Economic Action Plan 2015 proposes to provide an additional $1.33 billion to the Foundation over six years, starting in 2017–18. This investment will strengthen Canada’s capacity for highly competitive research and technology development by supporting advanced research equipment and facilities, including digital research infrastructure; industry-relevant research infrastructure at colleges through the College-Industry Innovation Fund; and the ongoing operations and maintenance needs of national research facilities. This additional funding underscores the Government’s continued commitment to investing in research excellence in Canada.

Creating a more efficient and effective national digital research infrastructure system by providing $105 million over five years, starting in 2015–16, to CANARIE, Canada’s world-class high-speed research and education network.

As Canada’s national ultra-high-speed backbone network, CANARIE enables data-intensive, leading-edge research and big science across Canada and around the world. Researchers in academic institutions, major science facilities and federal labs use CANARIE to maximize the impact of their findings by disseminating knowledge and collaborating effectively in national and international research projects. CANARIE also benefits entrepreneurs and small businesses by providing access to cloud resources that can help to accelerate product development and sharpen their competitive edge in the global marketplace.

Economic Action Plan 2015 proposes to provide $105 million over five years, starting in 2015–16, for CANARIE to continue to support the operations of Canada’s ultra-high-speed research network. Funding will support the evolution of the network to meet growing demand and ensure it will continue to support world-class research collaborations across the country and internationally.

Dedicating an additional $46 million per year to the granting councils, starting in 2016–17, focused in areas that will fuel economic growth and respond to important challenges and opportunities.

To strengthen the research capacity of post-secondary institutions and support their growing interactions with the private sector, Economic Action Plan 2015 proposes to provide an additional $46 million in 2016–17 and ongoing to the granting councils focused in areas that will fuel economic growth and respond to important challenges and opportunities, as follows:

  • $15 million per year to the Natural Sciences and Engineering Research Council, of which $10 million per year is directed to collaborations between companies and researchers from universities and colleges under the new consolidated suite of similar business innovation programs (as described below in the section entitled “Strengthening the Delivery of Business Innovation Programs”).
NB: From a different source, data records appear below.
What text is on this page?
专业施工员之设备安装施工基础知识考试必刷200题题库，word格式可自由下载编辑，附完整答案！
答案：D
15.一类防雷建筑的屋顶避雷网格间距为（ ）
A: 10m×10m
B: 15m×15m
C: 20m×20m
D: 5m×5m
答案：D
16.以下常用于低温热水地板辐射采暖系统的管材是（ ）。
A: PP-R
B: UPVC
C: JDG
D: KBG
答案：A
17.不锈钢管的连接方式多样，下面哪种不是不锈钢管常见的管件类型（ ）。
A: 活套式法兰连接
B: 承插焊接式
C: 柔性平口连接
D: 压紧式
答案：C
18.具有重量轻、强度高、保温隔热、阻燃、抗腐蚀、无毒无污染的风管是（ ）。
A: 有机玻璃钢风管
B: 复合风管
This new funding will target research areas such as natural resources and energy, advanced manufacturing, and environment and agriculture. The balance of $5 million per year will be directed to industry-driven research initiatives at Canada’s polytechnics and colleges through the College and Community Innovation Program (see below). The Natural Sciences and Engineering Research Council will also continue to support collaborative research in the automotive, manufacturing, forest and fishing industries, further to the direction and resources provided in Budget 2008.
  • $7 million per year to the Social Sciences and Humanities Research Council for its Partnership Grants, which support collaborations between academic researchers, businesses and other partners to advance research and knowledge mobilization in the social sciences and humanities.
  • $15 million per year to the Canadian Institutes of Health Research, of which $13 million is for the expansion of the Strategy for Patient-Oriented Research, to advance health care innovation in partnership with provincial governments, research institutions, and the private and not-for-profit sectors, with a view to increasing the effectiveness and efficiency of the health care system. The balance of $2 million per year will support additional research to better understand and address the health challenges posed by anti-microbial resistant infections.
  • $9 million per year to the Research Support Fund to support the indirect costs borne by post-secondary institutions in undertaking federally sponsored research.
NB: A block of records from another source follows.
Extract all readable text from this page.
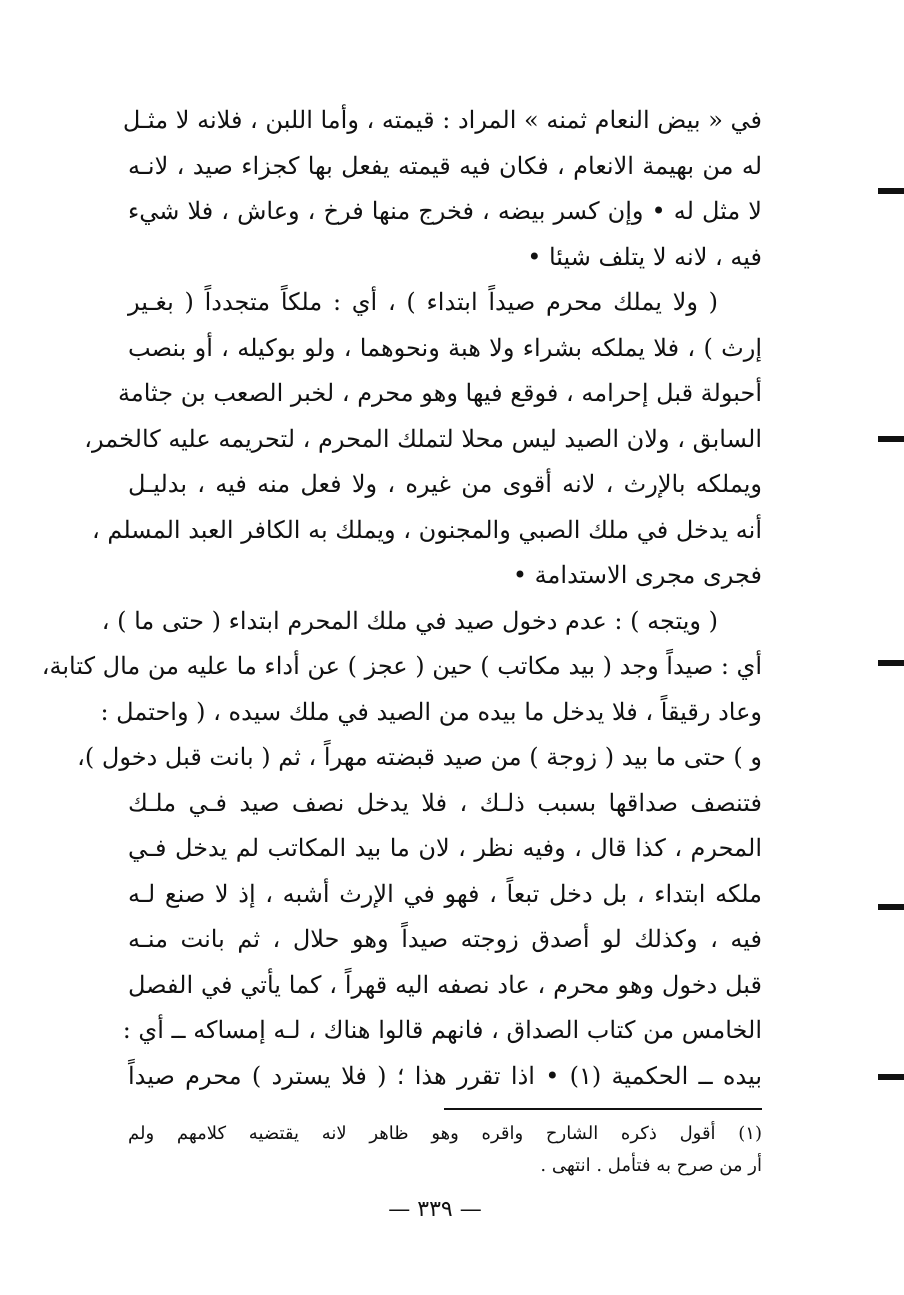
في « بيض النعام ثمنه » المراد : قيمته ، وأما اللبن ، فلانه لا مثـل
له من بهيمة الانعام ، فكان فيه قيمته يفعل بها كجزاء صيد ، لانـه
لا مثل له • وإن كسر بيضه ، فخرج منها فرخ ، وعاش ، فلا شيء
فيه ، لانه لا يتلف شيئا •
( ولا يملك محرم صيداً ابتداء ) ، أي : ملكاً متجدداً ( بغـير
إرث ) ، فلا يملكه بشراء ولا هبة ونحوهما ، ولو بوكيله ، أو بنصب
أحبولة قبل إحرامه ، فوقع فيها وهو محرم ، لخبر الصعب بن جثامة
السابق ، ولان الصيد ليس محلا لتملك المحرم ، لتحريمه عليه كالخمر،
ويملكه بالإرث ، لانه أقوى من غيره ، ولا فعل منه فيه ، بدليـل
أنه يدخل في ملك الصبي والمجنون ، ويملك به الكافر العبد المسلم ،
فجرى مجرى الاستدامة •
( ويتجه ) : عدم دخول صيد في ملك المحرم ابتداء ( حتى ما ) ،
أي : صيداً وجد ( بيد مكاتب ) حين ( عجز ) عن أداء ما عليه من مال كتابة،
وعاد رقيقاً ، فلا يدخل ما بيده من الصيد في ملك سيده ، ( واحتمل :
و ) حتى ما بيد ( زوجة ) من صيد قبضته مهراً ، ثم ( بانت قبل دخول )،
فتنصف صداقها بسبب ذلـك ، فلا يدخل نصف صيد فـي ملـك
المحرم ، كذا قال ، وفيه نظر ، لان ما بيد المكاتب لم يدخل فـي
ملكه ابتداء ، بل دخل تبعاً ، فهو في الإرث أشبه ، إذ لا صنع لـه
فيه ، وكذلك لو أصدق زوجته صيداً وهو حلال ، ثم بانت منـه
قبل دخول وهو محرم ، عاد نصفه اليه قهراً ، كما يأتي في الفصل
الخامس من كتاب الصداق ، فانهم قالوا هناك ، لـه إمساكه ــ أي :
بيده ــ الحكمية (١) • اذا تقرر هذا ؛ ( فلا يسترد ) محرم صيداً
(١) أقول ذكره الشارح واقره وهو ظاهر لانه يقتضيه كلامهم ولم
أر من صرح به فتأمل . انتهى .
— ٣٣٩ —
Colleges and polytechnics play an important role in helping small and medium-sized enterprises bring new technologies, products and processes to the marketplace. As indicated above, Economic Action Plan 2015 includes an additional $5 million annually for the College and Community Innovation Program starting in 2016–17, increasing its budget to $55 million per year. This program supports collaboration between colleges and industry on research and development projects that focus on company needs, helping firms to become more innovative and productive.

Enhance Canada’s research capacity through investments in transformative infrastructure projects that enable world-class research and enrich Canada’s research landscape

Development of a Digital Research Infrastructure Strategy that includes new policies on research data management and storage and a coordinated long-term approach to the funding and provision of networking, high-performance computing, and software tools. A new Digital Research Infrastructure Strategy will promote coordination among the federal agencies involved in the delivery of digital research infrastructure and will help to optimize the following new Economic Action Plan 2015 investments in digital research infrastructure.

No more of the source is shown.